Bonds are a common way to diversify your portfolio and help reduce volatility from equities. They also provide income if you hold them to maturity, and all coupon payments are reinvested at the same interest rate. 

They are riskier than stocks, but their returns can be higher. They also tend to be less volatile than equities and offer the better long-term potential for growth. 

There are many ways to buy and sell bonds, from individual transactions to professionally managed mutual funds or exchange-traded funds (ETFs). However, some things you need to know before investing in bonds include their basic terms, the role of bonds in your portfolio, and the associated benefits and risks. 

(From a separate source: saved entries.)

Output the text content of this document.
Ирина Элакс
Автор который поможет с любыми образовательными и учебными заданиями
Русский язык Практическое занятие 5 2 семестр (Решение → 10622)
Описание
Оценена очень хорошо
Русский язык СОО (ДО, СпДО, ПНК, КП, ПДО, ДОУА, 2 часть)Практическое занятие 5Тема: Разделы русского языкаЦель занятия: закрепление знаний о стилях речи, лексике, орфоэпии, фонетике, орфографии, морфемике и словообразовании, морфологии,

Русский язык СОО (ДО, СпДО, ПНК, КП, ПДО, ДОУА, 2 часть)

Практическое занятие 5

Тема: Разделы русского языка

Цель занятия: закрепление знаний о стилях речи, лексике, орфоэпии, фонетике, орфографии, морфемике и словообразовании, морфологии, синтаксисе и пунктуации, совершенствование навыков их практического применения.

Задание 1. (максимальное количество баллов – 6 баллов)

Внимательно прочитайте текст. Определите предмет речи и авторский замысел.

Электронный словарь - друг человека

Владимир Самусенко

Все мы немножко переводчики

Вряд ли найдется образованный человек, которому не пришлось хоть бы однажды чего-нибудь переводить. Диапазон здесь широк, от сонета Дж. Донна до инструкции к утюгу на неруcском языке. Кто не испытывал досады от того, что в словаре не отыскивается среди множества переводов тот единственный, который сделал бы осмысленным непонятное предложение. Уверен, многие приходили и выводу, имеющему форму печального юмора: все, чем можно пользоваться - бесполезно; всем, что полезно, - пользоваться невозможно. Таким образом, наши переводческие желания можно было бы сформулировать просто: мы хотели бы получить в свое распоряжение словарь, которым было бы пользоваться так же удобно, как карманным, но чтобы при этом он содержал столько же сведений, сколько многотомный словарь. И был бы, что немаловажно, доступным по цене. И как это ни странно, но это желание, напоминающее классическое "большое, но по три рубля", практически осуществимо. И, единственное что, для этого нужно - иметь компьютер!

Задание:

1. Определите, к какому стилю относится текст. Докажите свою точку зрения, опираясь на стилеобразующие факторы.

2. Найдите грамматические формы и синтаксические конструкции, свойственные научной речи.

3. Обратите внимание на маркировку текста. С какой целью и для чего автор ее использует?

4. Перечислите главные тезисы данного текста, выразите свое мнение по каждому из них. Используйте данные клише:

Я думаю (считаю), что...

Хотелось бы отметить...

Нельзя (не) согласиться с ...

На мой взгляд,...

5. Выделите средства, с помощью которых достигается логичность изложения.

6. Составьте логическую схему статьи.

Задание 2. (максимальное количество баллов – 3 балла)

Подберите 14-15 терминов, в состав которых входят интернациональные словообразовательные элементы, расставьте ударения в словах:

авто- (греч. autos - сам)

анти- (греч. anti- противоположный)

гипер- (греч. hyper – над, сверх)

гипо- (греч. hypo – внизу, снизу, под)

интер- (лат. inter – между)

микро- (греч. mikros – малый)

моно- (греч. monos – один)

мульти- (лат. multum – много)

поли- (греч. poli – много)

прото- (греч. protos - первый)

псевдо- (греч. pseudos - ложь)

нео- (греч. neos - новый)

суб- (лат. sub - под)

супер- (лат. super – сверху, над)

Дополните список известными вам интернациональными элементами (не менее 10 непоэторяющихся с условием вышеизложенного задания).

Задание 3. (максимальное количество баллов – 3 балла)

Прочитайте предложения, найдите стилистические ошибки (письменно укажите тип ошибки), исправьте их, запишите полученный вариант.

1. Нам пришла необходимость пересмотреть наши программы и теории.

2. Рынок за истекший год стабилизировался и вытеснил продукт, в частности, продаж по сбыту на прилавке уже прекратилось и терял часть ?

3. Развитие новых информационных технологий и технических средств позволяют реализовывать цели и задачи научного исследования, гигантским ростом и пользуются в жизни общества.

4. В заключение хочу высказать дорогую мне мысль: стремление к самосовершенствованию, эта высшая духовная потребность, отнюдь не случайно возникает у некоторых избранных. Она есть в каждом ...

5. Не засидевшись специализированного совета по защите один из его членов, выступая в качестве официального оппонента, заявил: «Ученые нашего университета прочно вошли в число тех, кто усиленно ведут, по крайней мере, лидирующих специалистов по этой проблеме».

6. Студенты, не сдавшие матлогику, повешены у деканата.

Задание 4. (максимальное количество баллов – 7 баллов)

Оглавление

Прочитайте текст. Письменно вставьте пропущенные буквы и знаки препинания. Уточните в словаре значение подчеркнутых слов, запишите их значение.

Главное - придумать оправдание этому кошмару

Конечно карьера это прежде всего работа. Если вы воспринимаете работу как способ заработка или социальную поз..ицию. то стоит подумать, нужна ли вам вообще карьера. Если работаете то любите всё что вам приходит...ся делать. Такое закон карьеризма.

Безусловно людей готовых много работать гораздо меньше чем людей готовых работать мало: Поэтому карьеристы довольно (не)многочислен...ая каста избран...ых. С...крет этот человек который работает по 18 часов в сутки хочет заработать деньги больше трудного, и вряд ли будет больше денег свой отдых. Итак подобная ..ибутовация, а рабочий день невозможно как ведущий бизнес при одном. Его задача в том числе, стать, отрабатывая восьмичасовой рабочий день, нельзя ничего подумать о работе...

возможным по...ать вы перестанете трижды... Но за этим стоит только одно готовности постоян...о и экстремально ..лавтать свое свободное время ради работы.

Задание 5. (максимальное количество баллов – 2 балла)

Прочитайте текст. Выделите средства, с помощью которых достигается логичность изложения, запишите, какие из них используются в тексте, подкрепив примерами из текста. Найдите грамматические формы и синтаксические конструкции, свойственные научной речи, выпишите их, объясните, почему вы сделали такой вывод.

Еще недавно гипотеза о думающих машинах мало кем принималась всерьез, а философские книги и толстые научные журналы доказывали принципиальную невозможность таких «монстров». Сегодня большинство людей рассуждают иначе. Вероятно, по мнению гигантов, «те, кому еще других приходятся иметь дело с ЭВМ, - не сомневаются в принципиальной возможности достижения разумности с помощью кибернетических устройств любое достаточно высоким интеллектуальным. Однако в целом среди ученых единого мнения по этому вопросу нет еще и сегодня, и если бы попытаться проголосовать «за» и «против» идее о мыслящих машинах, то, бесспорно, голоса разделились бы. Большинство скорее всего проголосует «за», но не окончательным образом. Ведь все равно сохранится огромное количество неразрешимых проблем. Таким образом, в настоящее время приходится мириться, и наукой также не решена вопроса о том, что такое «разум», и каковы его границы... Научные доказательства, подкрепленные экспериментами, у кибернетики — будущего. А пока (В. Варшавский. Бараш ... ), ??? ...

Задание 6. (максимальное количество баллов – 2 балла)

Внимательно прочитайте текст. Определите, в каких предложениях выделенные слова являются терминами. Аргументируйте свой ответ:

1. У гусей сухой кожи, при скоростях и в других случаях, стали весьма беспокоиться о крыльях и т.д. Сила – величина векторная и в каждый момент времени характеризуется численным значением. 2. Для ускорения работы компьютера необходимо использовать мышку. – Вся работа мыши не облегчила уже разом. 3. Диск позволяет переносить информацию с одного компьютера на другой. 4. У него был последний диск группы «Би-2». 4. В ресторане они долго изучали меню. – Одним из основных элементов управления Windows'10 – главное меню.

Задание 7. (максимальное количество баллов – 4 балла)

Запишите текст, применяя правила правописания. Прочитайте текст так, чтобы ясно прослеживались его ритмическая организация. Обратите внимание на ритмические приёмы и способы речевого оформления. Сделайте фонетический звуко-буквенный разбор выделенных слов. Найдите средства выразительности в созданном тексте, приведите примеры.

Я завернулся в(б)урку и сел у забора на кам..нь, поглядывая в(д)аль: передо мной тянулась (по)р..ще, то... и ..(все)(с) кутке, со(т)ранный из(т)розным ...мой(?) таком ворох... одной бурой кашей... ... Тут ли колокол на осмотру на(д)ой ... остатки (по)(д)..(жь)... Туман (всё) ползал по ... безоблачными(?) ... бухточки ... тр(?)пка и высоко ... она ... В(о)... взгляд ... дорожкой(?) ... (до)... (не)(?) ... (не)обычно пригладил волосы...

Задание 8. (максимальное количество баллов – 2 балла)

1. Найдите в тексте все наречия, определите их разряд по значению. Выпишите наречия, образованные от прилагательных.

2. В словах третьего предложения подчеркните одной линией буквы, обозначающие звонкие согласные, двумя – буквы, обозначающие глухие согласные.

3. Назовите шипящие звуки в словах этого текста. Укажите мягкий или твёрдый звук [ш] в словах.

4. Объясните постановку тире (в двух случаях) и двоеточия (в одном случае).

What You Need to Know About the Terms and Terminologies of Bonds The terms used when discussing bonds are similar to those used when discussing other investments, like equities or commodities. They include the issuer, the coupon, the face value, and the maturities of the bonds. 

Unlike stocks, which can be sold on the market or to your financial professional, bonds must be bought through the secondary market. They are typically purchased from a broker, through an exchange-traded fund, directly from the U.S. Treasury, or via a 401(k) plan, if available. They are usually issued by governments, corporations, and other entities, although some non-profits and certain municipalities are considered conduit borrowers. Conduit borrowers, like hospitals and universities, do not have to pay back their bonds if they fail to meet their obligations. Generally, bonds are longer-term investments than stocks because they have more time to mature before the company or government repays your investment. However, this also means that you will earn more interest but incur additional risk if the interest rate rises too quickly. Maturity dates are also different, but the same rules apply. They can be short-term (one to three years), medium-term (over 10 years), or long-term (over 30 years). 

Ratings are a good way to determine the creditworthiness of bonds and the level of risk involved. The higher a bond’s rating, the less likely it is to default. A bond with a low rating has the highest risk of default and should be avoided. 

Inflation risk is a major factor in purchasing a bond. If inflation exceeds a bond’s fixed income, the investor loses their purchasing power. 

In addition, bonds can be expensive to buy and depreciate over time. Because of these risks, it is best to purchase them in small amounts and hold them for a long time before selling them. If you are unsure whether bonds will be a good investment, talk to your financial adviser.